Posted by Jay Livingston
Some fashions trickle down through the social class lattice. It’s as though people look to those just above them to see what they’re wearing or what names they’re giving their kids. I see the same process with some words, though the crucial dimension is not wealth but apparent intelligence or education. You hear someone use the word fortuitous. It sounds so much more sophisticated than fortunate, and it seems to mean the same thing. So you swap out the more pedestrian term, and the next time you catch a lucky break, you say that it was fortuitous.
When something is perfect, why say that it’s merely ideal when you could say that it’s idyllic? It sounds similar, and you hear people use it in a context where ideal would also work, so it probably means the same thing. It just sounds so much more like a word the very well educated would use. That’s why when I serve the salad, I ask my guests for their choice of dressage, which has the added advantage of sounding French.
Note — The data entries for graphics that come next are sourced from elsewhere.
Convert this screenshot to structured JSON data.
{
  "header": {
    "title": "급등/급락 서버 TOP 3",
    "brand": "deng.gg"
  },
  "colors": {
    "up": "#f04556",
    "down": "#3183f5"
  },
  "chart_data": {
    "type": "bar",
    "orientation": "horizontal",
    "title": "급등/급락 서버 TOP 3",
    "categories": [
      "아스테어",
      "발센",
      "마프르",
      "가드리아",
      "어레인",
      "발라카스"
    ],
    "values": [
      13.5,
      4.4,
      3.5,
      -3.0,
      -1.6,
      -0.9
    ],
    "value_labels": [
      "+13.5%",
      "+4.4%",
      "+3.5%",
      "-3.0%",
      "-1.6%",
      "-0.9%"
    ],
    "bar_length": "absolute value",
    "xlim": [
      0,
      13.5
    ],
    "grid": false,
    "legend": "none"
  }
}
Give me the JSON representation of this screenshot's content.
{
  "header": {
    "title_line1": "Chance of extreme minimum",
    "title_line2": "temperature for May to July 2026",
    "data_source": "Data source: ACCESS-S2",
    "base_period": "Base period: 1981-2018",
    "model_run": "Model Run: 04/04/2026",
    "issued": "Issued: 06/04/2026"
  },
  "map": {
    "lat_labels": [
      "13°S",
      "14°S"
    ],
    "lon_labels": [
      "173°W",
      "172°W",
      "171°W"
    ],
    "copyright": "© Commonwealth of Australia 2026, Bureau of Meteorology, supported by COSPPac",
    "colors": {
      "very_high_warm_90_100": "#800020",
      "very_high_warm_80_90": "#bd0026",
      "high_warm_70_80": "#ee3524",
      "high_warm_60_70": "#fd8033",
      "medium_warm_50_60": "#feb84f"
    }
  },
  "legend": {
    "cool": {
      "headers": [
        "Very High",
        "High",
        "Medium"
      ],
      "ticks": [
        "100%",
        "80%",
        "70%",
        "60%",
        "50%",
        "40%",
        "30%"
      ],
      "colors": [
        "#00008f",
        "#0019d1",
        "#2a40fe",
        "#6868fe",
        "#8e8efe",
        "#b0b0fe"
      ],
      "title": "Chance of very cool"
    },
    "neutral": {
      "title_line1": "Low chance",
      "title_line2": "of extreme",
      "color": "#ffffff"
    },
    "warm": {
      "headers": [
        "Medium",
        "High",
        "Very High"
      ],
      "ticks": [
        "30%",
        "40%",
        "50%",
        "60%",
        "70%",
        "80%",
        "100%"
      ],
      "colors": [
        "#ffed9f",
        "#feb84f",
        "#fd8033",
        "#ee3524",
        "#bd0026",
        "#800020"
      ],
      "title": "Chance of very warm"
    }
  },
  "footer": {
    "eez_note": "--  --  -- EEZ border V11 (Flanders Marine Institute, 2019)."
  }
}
And now we have Gwyneth Paltrow trying to jack up the tone of her advice just a notch. Here is a report from The Guardian.
(Click for a slightly larger view.)
It wasn’t the Mugwort the got me. It was the Latin. What happened to etc.? Et (and) cetera (the rest of these things). Et al. is for when the too-numerous-to-mention are people rather than things. They are alia – others. In the footnotes, et alia (“and other people”) gets abbreviated to et al.
Needless to say, et al. is the province of the very educated – the kind of people who talk about articles that have multiple authors. Etc., by contrast, seems so ordinary. Everyone uses it. So to give your Mugowrt advice a more scholarly aura, use et al. Like idyllic, it’s gotta mean the same thing as the ordinary version. Except it doesn’t. Steaming your vagina to “cleanse your uterus, et al.
Oh, who are the people in your neighborhood?